For much of this season, it was the same. Frustration boiled over early, peaking when Marcus Smart publicly called out Jayson Tatum and Jaylen Brown for being selfish with the ball. There were also multiple occasions when Udoka blasted the team for its lack of effort.
It was after blowing another big lead in early January when things began to turn around. The Celtics coughed up a 25-point lead and lost to the New York Knicks on an RJ Barrett buzzer-beater on Jan. 6. Udoka challenged the team’s mental toughness. Since then, they’ve been a completely different team.
“Some people liked it, some people didn’t,” Udoka said last month, per MassLive. “The team responded as they have all year, and we really said just stop messing around and giving up these leads. We had lost two or three 19-point leads, lost some games to Cleveland, Milwaukee on Christmas, Chicago early in there, and then the New York game. So turning point as far as us getting tired of losing the games that we had built up leads.”
Now, the Celtics believe they can beat anyone. Their hot streak is no fluke as they have just six losses since Jan. 29.
That Boston Celtics confidence will likely be put to a tough test
The Celtics could have laid down in the season finale Sunday night at the Memphis Grizzlies. In fact, it probably would have been beneficial had they done so. Should the Nets defeat the Cleveland Cavaliers in Tuesday’s play-in game, the Celtics will likely be faced with the Eastern Conference’s toughest road through the playoffs.
If the Nets win, Boston’s road will likely have to go through Brooklyn, the Milwaukee Bucks, and the Miami Heat (or Philadelphia 76ers). Had the Celtics lost to the Grizzlies, they would have slipped to the fourth seed and opened against the Toronto Raptors. In that scenario, they would have avoided a possible Bucks matchup until the Eastern Conference Finals.
Instead, the Celtics secured the No. 2 seed.
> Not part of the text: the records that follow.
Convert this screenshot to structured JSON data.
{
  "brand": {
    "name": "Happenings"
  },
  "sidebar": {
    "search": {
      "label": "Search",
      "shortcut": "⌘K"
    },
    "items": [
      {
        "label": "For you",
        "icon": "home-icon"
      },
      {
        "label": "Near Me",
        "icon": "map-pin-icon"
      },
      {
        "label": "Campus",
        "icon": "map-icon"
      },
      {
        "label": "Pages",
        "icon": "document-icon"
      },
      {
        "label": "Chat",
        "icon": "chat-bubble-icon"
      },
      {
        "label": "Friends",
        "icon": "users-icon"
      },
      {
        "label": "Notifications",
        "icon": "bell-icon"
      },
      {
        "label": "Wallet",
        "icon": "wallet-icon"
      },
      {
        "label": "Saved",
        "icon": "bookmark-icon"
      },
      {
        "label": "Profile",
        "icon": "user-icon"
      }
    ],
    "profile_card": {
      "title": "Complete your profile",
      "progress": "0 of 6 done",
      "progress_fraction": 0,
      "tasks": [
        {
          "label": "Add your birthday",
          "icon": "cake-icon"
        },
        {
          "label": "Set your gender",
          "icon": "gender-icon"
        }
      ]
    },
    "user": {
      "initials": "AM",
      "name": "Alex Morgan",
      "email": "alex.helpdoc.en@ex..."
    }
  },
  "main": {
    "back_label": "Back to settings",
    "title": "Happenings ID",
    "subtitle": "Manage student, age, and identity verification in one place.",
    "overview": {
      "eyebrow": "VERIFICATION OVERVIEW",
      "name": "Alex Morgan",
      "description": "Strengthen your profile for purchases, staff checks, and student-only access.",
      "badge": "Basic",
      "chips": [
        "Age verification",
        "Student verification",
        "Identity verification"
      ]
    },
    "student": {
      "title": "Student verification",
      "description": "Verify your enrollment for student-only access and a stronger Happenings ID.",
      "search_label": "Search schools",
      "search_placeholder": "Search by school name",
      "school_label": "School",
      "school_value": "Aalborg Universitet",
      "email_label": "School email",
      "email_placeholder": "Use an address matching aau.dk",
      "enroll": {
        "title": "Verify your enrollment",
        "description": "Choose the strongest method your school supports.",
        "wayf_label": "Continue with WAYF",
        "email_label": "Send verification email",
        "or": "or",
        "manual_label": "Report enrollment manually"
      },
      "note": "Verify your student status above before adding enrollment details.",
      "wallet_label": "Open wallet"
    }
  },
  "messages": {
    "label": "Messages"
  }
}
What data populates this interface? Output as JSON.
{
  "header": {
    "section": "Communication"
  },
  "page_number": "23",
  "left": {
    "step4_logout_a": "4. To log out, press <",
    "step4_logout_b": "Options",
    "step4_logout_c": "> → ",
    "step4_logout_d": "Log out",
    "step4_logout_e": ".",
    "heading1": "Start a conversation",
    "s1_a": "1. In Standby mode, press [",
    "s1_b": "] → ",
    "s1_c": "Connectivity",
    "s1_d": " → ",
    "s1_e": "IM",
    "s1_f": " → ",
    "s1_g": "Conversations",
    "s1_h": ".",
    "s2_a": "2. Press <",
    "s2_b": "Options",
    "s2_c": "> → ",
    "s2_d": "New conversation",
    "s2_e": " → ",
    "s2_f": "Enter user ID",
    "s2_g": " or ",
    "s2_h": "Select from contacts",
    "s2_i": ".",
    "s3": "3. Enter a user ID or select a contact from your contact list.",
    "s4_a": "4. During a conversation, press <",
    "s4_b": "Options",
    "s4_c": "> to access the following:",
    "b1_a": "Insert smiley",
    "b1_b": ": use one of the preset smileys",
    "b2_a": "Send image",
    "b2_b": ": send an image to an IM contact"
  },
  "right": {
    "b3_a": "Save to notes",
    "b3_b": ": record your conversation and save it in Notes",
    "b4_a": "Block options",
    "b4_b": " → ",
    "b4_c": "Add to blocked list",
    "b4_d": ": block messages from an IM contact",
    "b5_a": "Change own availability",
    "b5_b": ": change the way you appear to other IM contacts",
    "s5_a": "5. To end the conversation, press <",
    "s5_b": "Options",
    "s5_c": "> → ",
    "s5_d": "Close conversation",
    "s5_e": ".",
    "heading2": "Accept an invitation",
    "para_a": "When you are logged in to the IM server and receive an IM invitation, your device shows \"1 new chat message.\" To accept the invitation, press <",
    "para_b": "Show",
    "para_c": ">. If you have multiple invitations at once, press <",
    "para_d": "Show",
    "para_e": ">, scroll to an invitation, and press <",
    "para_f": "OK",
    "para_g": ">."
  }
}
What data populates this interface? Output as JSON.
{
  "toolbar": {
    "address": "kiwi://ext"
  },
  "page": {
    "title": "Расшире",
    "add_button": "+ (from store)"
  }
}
Milwaukee played it safe, resting its players in Sunday’s loss to the Cleveland Cavaliers. Boston played its starters against a depleted Grizzlies team, which also rested its players, and cruised.
“We were worried about ourselves and getting some guys some reps,” Udoka said after the game, per ESPN.
That win over the Grizzlies — or the plan that went into it — shows how high Boston’s confidence is. The Celtics don’t care who they play. They feel they can get by anyone. They aren’t dodging anybody, including a Nets team that could be at full strength, with Ben Simmons’ return to action possible.
Celtics could face a possible first-round rematch with the Nets
Maybe it’s what the Celtics want. If the Nets, a heavy favorite, beat the Cavs on Tuesday, a revenge series is in place to begin at TD Garden on Sunday.
Kyrie Irving would return to Boston for the second straight year in the first round of the playoffs. Irving, high on the list of most-hated players by Celtics fans, made headlines a year ago when he stomped on the Celtics logo at midcourt after a postseason victory.
He made waves before the game, saying his return to Boston as an opponent wouldn’t trigger any racist comments from the fans.
“Hopefully, we can just keep it strictly basketball, you know there’s no belligerence or any racism going on, subtle racism, and people yelling sh*t from the crowd,” he said at the time.
That didn’t sit well with the fans, who booed him every time he touched the ball.
The Celtics could have chosen an easier path. They didn’t want to. A Celtics vs. Nets rematch is what most people want to see. Deep down, it might just be what those confident Celtics really want.